The population has steadily grown since then and eventually moved eastward, but Bald Eagle chicks hadn’t been seen on Cape Cod until this May, when Maloney spied the first documented eaglet since 1905. It took only three decades after the restoration’s first two eaglets were born to reach this milestone. “They took their time to move east," Vitz says, because eagles tend to return to nest near the same place they fledge, in this case more than 100 miles west of the Cape. They likely didn’t migrate east to Cape Cod until competition over ideal nesting areas pushed them out—which indicates the western population is flourishing.
The birds are doing so well, in fact, that competition with each other and other raptors over nest sites remains the main threat facing the state’s Bald Eagles, according to Vitz. This year, Bald Eagles looking to usurp existing nests killed chicks in two aeries in eastern Massachusetts, both closely observed over webcam. “People watching were devastated,” says Vitz. “They’d named the chicks. It was a whole ordeal.” The first nesting eagle pair ever documented on Martha’s Vineyard also lost their eggs this year due to an altercation with an Osprey who happened to be the original owner of said nest.

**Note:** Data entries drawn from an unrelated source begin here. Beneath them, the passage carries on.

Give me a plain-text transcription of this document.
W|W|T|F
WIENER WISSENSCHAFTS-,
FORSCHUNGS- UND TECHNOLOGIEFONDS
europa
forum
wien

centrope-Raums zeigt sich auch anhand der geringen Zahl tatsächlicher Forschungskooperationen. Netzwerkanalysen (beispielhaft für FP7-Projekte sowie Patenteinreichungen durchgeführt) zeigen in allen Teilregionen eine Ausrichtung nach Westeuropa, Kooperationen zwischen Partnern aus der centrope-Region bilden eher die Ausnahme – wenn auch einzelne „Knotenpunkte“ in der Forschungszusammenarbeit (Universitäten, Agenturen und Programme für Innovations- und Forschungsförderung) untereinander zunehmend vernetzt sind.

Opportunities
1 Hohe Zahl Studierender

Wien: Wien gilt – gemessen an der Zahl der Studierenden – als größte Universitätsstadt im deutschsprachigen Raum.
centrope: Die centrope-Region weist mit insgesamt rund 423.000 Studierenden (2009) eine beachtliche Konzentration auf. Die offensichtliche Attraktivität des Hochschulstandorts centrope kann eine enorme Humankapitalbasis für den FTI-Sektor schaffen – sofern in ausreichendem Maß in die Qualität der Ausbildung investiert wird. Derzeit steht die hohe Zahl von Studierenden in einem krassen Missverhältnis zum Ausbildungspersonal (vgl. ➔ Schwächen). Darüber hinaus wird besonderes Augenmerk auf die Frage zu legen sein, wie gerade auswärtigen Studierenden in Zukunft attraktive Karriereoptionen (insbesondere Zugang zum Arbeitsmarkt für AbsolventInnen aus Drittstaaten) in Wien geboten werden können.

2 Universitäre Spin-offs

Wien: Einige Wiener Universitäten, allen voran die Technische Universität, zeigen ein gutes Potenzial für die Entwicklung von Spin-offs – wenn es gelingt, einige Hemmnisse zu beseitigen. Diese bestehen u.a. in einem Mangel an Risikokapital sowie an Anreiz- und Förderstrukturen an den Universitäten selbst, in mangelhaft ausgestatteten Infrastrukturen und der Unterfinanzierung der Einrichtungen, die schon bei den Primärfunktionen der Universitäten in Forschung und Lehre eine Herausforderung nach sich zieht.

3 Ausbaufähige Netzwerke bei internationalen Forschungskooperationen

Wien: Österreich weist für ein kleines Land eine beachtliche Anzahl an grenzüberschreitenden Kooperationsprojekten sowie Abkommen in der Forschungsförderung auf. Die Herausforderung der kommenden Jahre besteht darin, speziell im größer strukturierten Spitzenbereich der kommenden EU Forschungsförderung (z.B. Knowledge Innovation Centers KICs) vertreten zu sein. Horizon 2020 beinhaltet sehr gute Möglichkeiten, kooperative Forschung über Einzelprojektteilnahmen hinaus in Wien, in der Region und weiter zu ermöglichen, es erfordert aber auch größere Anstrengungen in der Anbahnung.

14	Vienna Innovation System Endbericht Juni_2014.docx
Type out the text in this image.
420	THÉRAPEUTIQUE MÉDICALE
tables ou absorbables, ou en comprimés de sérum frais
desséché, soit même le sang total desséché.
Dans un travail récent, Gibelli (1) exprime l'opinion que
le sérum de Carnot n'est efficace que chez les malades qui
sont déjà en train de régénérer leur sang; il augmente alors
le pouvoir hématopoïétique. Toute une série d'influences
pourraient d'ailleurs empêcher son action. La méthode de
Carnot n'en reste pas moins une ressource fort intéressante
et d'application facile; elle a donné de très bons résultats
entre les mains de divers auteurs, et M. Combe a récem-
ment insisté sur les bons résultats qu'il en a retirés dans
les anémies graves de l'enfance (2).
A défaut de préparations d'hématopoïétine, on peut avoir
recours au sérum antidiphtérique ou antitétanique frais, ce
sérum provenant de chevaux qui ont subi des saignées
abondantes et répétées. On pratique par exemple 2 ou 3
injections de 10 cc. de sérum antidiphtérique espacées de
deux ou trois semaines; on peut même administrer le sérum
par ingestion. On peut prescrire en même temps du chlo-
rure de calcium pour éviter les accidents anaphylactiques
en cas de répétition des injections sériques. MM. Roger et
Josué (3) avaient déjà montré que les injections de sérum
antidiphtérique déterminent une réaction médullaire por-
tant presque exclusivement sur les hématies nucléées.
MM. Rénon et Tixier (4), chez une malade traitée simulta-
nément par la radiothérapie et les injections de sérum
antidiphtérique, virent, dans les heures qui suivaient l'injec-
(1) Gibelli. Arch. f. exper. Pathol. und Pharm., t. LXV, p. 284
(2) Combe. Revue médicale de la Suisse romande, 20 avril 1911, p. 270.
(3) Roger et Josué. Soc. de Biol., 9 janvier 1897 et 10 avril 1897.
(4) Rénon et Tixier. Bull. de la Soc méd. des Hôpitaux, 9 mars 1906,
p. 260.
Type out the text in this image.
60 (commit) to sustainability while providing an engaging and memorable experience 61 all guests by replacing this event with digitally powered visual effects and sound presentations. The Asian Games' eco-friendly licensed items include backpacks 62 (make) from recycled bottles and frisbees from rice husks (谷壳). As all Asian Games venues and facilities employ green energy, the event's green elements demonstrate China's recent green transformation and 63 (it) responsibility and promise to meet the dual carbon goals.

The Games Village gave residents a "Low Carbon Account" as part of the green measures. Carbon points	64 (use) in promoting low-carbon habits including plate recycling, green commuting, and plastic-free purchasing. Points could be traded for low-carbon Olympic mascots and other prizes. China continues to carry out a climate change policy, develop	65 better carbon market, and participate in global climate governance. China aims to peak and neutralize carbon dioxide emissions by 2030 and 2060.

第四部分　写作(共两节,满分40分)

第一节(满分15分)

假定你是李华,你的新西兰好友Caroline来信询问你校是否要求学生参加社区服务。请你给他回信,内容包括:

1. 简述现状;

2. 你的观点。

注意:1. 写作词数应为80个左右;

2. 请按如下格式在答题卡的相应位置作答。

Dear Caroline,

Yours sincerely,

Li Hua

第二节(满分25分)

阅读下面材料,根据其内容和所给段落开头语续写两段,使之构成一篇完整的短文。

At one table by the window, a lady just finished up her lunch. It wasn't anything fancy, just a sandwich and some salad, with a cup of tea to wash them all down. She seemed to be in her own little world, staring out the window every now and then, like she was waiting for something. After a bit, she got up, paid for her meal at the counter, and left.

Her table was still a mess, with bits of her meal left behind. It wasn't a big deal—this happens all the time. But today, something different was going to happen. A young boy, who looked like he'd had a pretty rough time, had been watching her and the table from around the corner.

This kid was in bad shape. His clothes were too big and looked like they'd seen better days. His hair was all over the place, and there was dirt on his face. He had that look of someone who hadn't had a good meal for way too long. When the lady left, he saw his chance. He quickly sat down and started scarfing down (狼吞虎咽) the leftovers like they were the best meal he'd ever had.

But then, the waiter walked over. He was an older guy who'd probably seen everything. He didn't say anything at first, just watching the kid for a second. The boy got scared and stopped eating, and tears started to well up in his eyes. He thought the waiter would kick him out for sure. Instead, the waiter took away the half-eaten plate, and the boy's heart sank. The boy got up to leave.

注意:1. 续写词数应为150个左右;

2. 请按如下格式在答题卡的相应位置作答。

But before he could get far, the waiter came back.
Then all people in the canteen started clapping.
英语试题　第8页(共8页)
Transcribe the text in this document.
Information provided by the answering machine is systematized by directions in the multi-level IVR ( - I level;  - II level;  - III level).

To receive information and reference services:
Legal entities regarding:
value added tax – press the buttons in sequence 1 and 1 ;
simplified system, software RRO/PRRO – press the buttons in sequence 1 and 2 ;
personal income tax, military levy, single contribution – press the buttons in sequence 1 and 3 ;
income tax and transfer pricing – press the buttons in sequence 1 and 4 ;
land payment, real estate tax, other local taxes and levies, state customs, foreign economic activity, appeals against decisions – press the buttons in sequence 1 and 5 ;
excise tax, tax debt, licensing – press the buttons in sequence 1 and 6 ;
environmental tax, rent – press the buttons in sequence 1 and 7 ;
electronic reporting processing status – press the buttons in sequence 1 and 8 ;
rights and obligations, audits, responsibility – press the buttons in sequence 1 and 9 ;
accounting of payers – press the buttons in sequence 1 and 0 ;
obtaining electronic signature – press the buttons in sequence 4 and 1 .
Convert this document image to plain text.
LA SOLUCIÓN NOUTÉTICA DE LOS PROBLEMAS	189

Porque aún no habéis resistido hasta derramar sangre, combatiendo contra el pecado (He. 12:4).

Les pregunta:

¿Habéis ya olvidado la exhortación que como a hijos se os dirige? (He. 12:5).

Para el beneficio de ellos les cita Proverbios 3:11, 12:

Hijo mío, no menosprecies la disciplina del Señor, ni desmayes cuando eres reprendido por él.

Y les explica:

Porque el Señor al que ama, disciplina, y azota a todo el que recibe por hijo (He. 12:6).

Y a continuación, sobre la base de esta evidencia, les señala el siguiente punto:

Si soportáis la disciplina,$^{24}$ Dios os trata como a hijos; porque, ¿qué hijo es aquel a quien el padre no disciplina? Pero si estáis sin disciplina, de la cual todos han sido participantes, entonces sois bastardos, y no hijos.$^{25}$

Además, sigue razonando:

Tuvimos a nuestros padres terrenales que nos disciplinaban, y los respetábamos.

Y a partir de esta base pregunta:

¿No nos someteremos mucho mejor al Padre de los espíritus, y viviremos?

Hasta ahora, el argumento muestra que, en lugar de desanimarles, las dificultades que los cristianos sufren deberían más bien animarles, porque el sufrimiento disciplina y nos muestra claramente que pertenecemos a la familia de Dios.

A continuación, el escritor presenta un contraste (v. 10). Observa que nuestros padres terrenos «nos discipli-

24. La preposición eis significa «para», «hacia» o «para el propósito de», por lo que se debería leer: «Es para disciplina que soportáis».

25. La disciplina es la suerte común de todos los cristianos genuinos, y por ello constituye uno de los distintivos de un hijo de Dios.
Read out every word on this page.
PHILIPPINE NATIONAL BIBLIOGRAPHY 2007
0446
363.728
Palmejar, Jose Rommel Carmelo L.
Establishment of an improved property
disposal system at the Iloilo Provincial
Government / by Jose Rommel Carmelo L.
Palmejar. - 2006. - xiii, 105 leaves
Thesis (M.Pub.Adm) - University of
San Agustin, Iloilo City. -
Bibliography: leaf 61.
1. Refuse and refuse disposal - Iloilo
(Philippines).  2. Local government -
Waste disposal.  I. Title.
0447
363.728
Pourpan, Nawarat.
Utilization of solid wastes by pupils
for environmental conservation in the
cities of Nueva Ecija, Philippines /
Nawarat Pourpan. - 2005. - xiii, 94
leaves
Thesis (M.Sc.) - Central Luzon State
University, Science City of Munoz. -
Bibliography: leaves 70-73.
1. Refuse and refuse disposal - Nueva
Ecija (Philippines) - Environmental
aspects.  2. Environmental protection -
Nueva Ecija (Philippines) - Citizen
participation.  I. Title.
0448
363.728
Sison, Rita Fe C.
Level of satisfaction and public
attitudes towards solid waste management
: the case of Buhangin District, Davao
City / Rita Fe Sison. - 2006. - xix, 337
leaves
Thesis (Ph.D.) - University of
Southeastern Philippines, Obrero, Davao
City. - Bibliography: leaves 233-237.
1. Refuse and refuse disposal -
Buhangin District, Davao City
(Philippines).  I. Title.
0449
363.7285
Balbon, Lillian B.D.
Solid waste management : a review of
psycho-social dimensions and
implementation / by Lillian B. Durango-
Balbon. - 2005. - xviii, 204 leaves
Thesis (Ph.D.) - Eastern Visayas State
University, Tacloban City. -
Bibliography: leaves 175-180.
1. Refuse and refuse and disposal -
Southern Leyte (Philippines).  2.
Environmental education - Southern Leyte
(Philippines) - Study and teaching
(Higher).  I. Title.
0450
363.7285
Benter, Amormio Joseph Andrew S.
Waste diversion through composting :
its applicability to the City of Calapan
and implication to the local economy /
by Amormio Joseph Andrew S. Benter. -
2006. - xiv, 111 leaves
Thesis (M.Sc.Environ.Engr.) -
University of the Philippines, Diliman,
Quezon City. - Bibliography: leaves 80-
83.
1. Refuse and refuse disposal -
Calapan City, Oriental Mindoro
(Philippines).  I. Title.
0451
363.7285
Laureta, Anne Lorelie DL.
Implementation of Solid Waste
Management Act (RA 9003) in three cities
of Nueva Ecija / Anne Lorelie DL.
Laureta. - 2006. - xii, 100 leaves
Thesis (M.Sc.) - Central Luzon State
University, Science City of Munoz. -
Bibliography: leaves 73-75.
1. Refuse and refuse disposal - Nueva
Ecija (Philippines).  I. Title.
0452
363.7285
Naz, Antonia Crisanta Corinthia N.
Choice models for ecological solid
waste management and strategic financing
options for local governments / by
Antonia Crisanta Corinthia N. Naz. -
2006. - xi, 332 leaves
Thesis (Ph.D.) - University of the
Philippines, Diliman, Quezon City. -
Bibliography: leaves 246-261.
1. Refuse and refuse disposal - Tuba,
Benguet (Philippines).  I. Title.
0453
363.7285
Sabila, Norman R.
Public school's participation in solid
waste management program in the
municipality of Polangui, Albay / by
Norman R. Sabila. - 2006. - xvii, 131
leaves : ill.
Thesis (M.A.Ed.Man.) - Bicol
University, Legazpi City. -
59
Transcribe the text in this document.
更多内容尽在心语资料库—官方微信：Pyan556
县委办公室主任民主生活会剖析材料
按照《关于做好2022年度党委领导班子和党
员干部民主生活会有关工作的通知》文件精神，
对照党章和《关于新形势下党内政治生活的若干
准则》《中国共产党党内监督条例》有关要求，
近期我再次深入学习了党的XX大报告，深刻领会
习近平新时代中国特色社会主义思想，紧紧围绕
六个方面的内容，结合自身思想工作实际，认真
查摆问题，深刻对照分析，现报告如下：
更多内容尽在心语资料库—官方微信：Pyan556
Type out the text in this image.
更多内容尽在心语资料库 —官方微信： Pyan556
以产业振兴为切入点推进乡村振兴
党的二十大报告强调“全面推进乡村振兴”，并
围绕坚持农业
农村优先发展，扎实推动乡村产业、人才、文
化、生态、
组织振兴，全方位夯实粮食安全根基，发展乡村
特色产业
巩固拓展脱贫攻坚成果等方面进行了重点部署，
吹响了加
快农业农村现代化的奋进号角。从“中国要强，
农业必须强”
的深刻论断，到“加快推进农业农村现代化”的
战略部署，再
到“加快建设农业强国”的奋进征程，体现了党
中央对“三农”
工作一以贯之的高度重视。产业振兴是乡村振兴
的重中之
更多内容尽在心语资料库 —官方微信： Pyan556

Despite these incidents, ornithologists like Vitz expect Bald Eagle numbers to continue to climb. “The habitat is now there to support more eagles than we have today,” he says. That includes Cape Cod’s eaglet, who is expected to fledge sometime within the next three weeks. Whenever it does, Vitz is nearly certain he'll hear the news not from a formal scientific survey but from an avid local birdwatcher.